In fact, the World Bank estimates that forests contribute to the livelihoods of no less than 90% of the 1.2 billion people living in extreme poverty. Here are four ways how.
1. Agriculture
Reaching deep into the earth, tree roots draw up groundwater, purify it, and let it evaporate through their leaves. This moisture gathers into clouds before returning to Earth as rain. Without this primordial cycle there would be no agriculture at all.
Agriculture also depends on healthy soil, which trees protect from erosion. Trees regulate the temperature of the air and earth, and make moisture available to crops. They prevent soil salinization, shield crops from violent winds, and produce nutrients for all that grows around them. By providing a habitat for bees and other pollinating animals, they also contribute to crop fertilization.
Agroforestry plays an important role in all our planting programs. Before the implementation of our planting program in Burkina Faso, for instance, the local communities were suffering from the consequences of an increasingly arid soil. Hardly anything grew in it. But as soon as the local villagers started planting trees using the Vallerani technique, and surrounding the saplings with herbs, the soil started to soften. When we visited the project site last October, there was a further cause for celebration: it rained.
2. Forest Products
The forest provides an abundance of products to its human residents, ranging from nuts, berries, fruits, mushrooms, herbs and spices to biofuel, gums, oils, cork, peat and rubber. In Peru, where we support the Pur Projet reforestation programme, these forest products yield a higher net revenue per hectare than timber harvest would.
After these forest products are processed, their value multiplies. That is why we are currently supporting the Indonesian Gunung Saran Lester Foundation. Our shared aim is to build the zero-waste Tengkawang Nut Factory, which produces a sustainable alternative to palm oil. A second part of the project will focus on establishing the communitarian Village Hub, which produces valuable sugar syrup. Being able to put these products up for sale means that poor communities will no longer be forced to sell their land to palm oil multinationals.
3. Climate Change Adaptation
Climate change hits poor communities hardest, even though they least contribute to it. The unpredictable rain, the heatwaves and the cyclones that are the consequence of our warming planet devastate the crops and incomes of those who cannot afford any such thing to happen.
It is widely acknowledged that the planting of trees helps mitigate climate change. As they grow, trees remove carbon dioxide from the air and in turn release oxygen, the common currency of all life. But trees also help farmers adapt to climate change on a more local level. Surrounding a field with trees creates a microclimate that protects the crops against irregular rainfall and temperature extremes.
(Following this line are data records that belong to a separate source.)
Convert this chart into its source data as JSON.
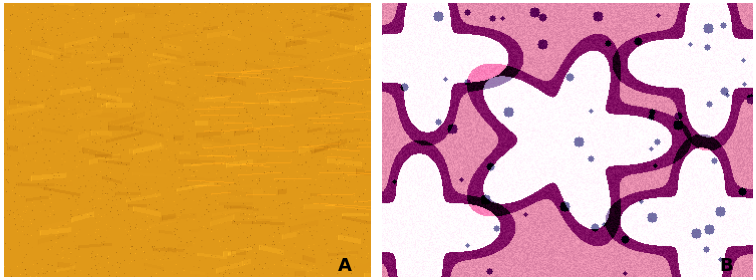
{
  "fig_width": 7.56,
  "fig_height": 2.8,
  "dpi": 100,
  "background_color": "#ffffff",
  "label_A": "A",
  "label_B": "B",
  "label_fontsize": 13,
  "label_color": "#000000",
  "border_color": "#cccccc",
  "image_A_base_color": [
    220,
    160,
    50
  ],
  "image_B_base_color": [
    220,
    100,
    140
  ]
}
This tree superpower – creating a climatic buffer zone – has clearly manifested itself on our tree-planting site in the San Martin region, Peru, an area that was heavily deforested in the 80s. Before the trees were planted, the local cocoa harvest suffered from unpredictable weather and from a lack of shade. Today, the cocoa fields are increasingly surrounded by Pino Chuncho trees, Cedro Rosado trees, as well as many other shade-givers, and the cocoa yields — many farmers’ sole source of income — have started to improve.
4. Planting Project Salary
The reforestation projects we support also reduce poverty in a very direct way: by paying locals a fair wage for their tree-planting efforts, irrespective of their gender or social status. Actively involving local communities isn’t just essential to the ethical integrity of our projects, but also to their long-term success.
Our reforestation program led by Eden Projects in Madagascar, one of the world’s poorest countries, deliberately focuses on a region where stable jobs and reliable employers are scarce. The income local villagers receive for working on the project has helped them escape the vicious cycle of poverty by enabling them to buy land, improving their health, and helping them send their children to school.
Thus, by using Ecosia to finance the planting of trees, you don’t just help the environment. You also sow the seeds of a safer, healthier future for those who need it most.